Case history: A 41 year old female was admitted following development of severe hypertension (226/146 mmHg), complicated by heart failure and acute kidney injury. She otherwise had no relevant past medical history. On clinical examination she was obese (BMI 51.94 kg/m²). As part of her cardiac investigations, she underwent a cardiac magnetic resonance imaging (MRI) which detected a 3 cm right sided adrenal nodule. An adrenal biochemical screen identified an elevated plasma normetadrenaline (1418 pmol/l, range<1000) with normal plasma metadrenaline (<180 pmol/l, range <600). This corresponded with high urinary normetadrenaline levels (6998 nmol/24 h, range 0–4900) and normal urinary metadrenaline level (535 nmol/24 h, range 0–2000). Her medications included Doxazosin and Ramipril, which can interfere with the metanephrine assay.
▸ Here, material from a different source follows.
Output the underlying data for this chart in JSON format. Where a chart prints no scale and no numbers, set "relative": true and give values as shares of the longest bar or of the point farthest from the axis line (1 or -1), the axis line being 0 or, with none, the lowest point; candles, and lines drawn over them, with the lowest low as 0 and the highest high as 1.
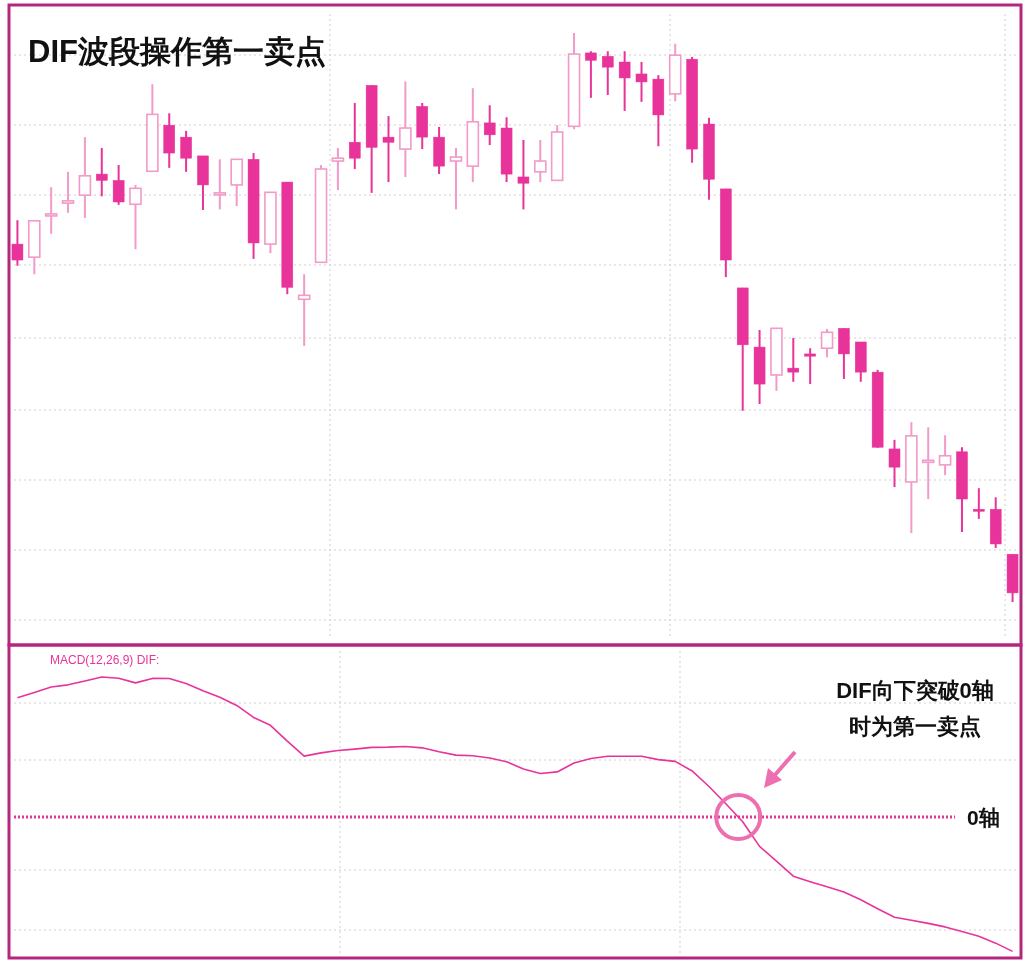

Investigations: A repeat fasting and supine plasma metanephrine sample demonstrated results consistent with previous investigations (plasma normetadrenaline 12 692 pmol/l, metadrenaline <180). The remainder of the adrenal biochemistry screen was reassuring.
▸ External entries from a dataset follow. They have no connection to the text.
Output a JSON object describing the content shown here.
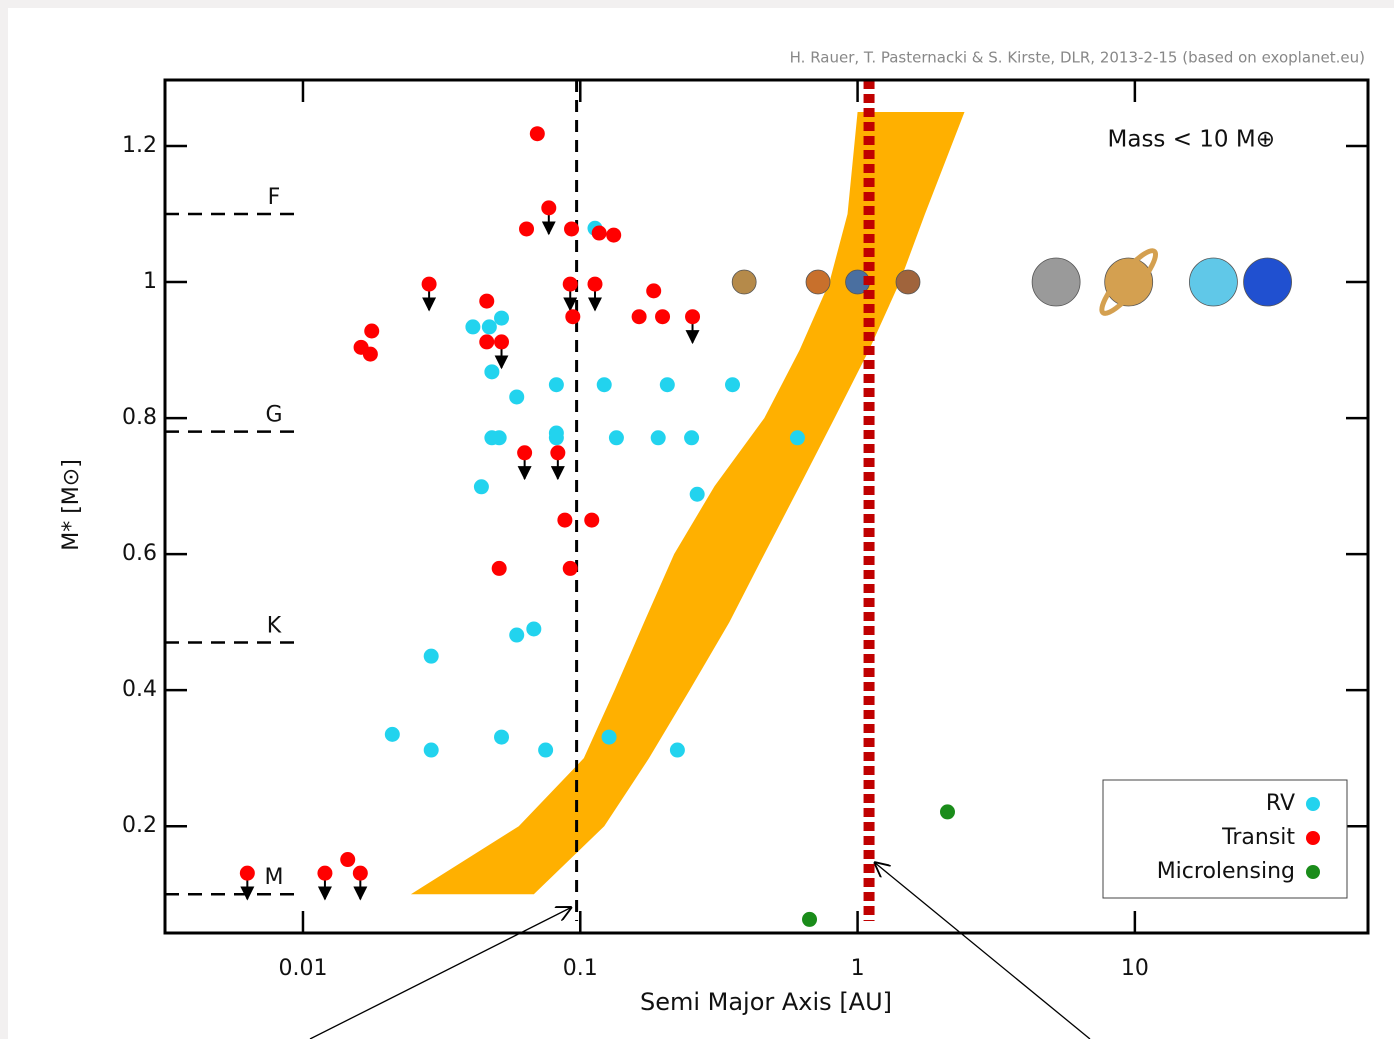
{
  "chart_data": {
    "type": "scatter",
    "credit": "H. Rauer, T. Pasternacki & S. Kirste, DLR, 2013-2-15 (based on exoplanet.eu)",
    "annotation": "Mass < 10 M⊕",
    "xlabel": "Semi Major Axis [AU]",
    "ylabel": "M* [M⊙]",
    "log_x": true,
    "xlim": [
      0.00318,
      69.3
    ],
    "ylim": [
      0.043,
      1.297
    ],
    "xticks": [
      0.01,
      0.1,
      1,
      10
    ],
    "yticks": [
      0.2,
      0.4,
      0.6,
      0.8,
      1,
      1.2
    ],
    "legend": "lower right",
    "series": [
      {
        "name": "RV",
        "color": "#22d3ee",
        "x": [
          0.041,
          0.047,
          0.052,
          0.048,
          0.059,
          0.082,
          0.122,
          0.206,
          0.354,
          0.048,
          0.051,
          0.082,
          0.082,
          0.135,
          0.191,
          0.252,
          0.607,
          0.044,
          0.264,
          0.059,
          0.068,
          0.029,
          0.021,
          0.029,
          0.052,
          0.075,
          0.127,
          0.224,
          0.113
        ],
        "values": [
          0.934,
          0.934,
          0.947,
          0.868,
          0.831,
          0.849,
          0.849,
          0.849,
          0.849,
          0.771,
          0.771,
          0.778,
          0.771,
          0.771,
          0.771,
          0.771,
          0.771,
          0.699,
          0.688,
          0.481,
          0.49,
          0.45,
          0.335,
          0.312,
          0.331,
          0.312,
          0.331,
          0.312,
          1.079
        ]
      },
      {
        "name": "Transit",
        "color": "#ff0000",
        "x": [
          0.07,
          0.077,
          0.064,
          0.093,
          0.117,
          0.132,
          0.0285,
          0.092,
          0.113,
          0.046,
          0.184,
          0.094,
          0.163,
          0.198,
          0.254,
          0.0177,
          0.0162,
          0.0175,
          0.046,
          0.052,
          0.063,
          0.083,
          0.088,
          0.11,
          0.051,
          0.092,
          0.0063,
          0.012,
          0.0145,
          0.0161
        ],
        "values": [
          1.218,
          1.109,
          1.078,
          1.078,
          1.072,
          1.069,
          0.997,
          0.997,
          0.997,
          0.972,
          0.987,
          0.949,
          0.949,
          0.949,
          0.949,
          0.928,
          0.904,
          0.894,
          0.912,
          0.912,
          0.749,
          0.749,
          0.65,
          0.65,
          0.579,
          0.579,
          0.131,
          0.131,
          0.151,
          0.131
        ],
        "upper_limit": [
          false,
          true,
          false,
          false,
          false,
          false,
          true,
          true,
          true,
          false,
          false,
          false,
          false,
          false,
          true,
          false,
          false,
          false,
          false,
          true,
          true,
          true,
          false,
          false,
          false,
          false,
          true,
          true,
          false,
          true
        ]
      },
      {
        "name": "Microlensing",
        "color": "#1a8c1a",
        "x": [
          2.11,
          0.671
        ],
        "values": [
          0.221,
          0.063
        ]
      }
    ],
    "habitable_zone": {
      "color": "#ffb000",
      "y": [
        0.1,
        0.2,
        0.3,
        0.4,
        0.5,
        0.6,
        0.7,
        0.8,
        0.9,
        1.0,
        1.1,
        1.25
      ],
      "inner_x": [
        0.0245,
        0.06,
        0.103,
        0.133,
        0.17,
        0.218,
        0.305,
        0.461,
        0.618,
        0.792,
        0.92,
        1.0
      ],
      "outer_x": [
        0.068,
        0.122,
        0.177,
        0.248,
        0.345,
        0.461,
        0.618,
        0.826,
        1.1,
        1.42,
        1.75,
        2.43
      ]
    },
    "reference_lines": [
      {
        "x": 0.097,
        "color": "#000000",
        "style": "dashed"
      },
      {
        "x": 1.1,
        "color": "#c00000",
        "style": "dotted"
      }
    ],
    "spectral_types": {
      "labels": [
        "F",
        "G",
        "K",
        "M"
      ],
      "values": [
        1.1,
        0.78,
        0.47,
        0.1
      ]
    },
    "solar_system": {
      "value": 1,
      "x": [
        0.39,
        0.72,
        1,
        1.52,
        5.2,
        9.5,
        19.2,
        30.1
      ],
      "colors": [
        "#b58a4a",
        "#c8702c",
        "#4a6fa0",
        "#a0643c",
        "#9a9a9a",
        "#d4a050",
        "#60c8e8",
        "#2050d0"
      ]
    }
  }
}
Results and treatment: Further characterisation of the suspected adrenal lesion on a dedicated non-enhanced CT adrenals demonstrated bilateral hypodense adrenal lesions measuring 38 mm on the right and 24 mm on the left, consistent with benign adenomas (based on Hounsfield units of <10). Although the imaging was reassuring, rarely phaeochromocytoma can have a density <10 HU ⁽¹⁾. In the light of the abnormal serum and urinary metanephrine results, additional investigations were considered. We were unable to stop antihypertensives that were potentially confounding the assay results due to the severity of her hypertension. Therefore, we employed a molecular imaging approach using [¹¹C] Metomidate PET-CT (MTO-PET) to determine if the adenomas were of adrenocortical origin, therefore excluding a phaeochromocytoma. MTO-PET reassuringly demonstrated tracer uptake by both adenomas. On further questioning, it was noted that the patient was experiencing daytime somnolence, heavy snoring with apnoeic episodes. Following diagnosis and treatment of obstructive sleep apnoea, she achieved normalisation in BP and an improvement in biventricular function on repeat cardiac echocardiogram.

Conclusions: The case highlights the limitations in the specificity of plasma and urinary metanephrine assays, and for the first time highlights the potential role of MTO-PET in excluding a pheochromocytoma by confirming that an adrenal lesion is of adrenocortical origin. This may provide reassurance in cases where there is discordance between biochemistry and radiological findings.

Reference: (1) Management of adrenal incidentalomas: European Society of Endocrinology Clinical Practice Guideline in collaboration with the European Network for the Study of Adrenal Tumors. Eur J Endocrinol 2016. PMID 27390021.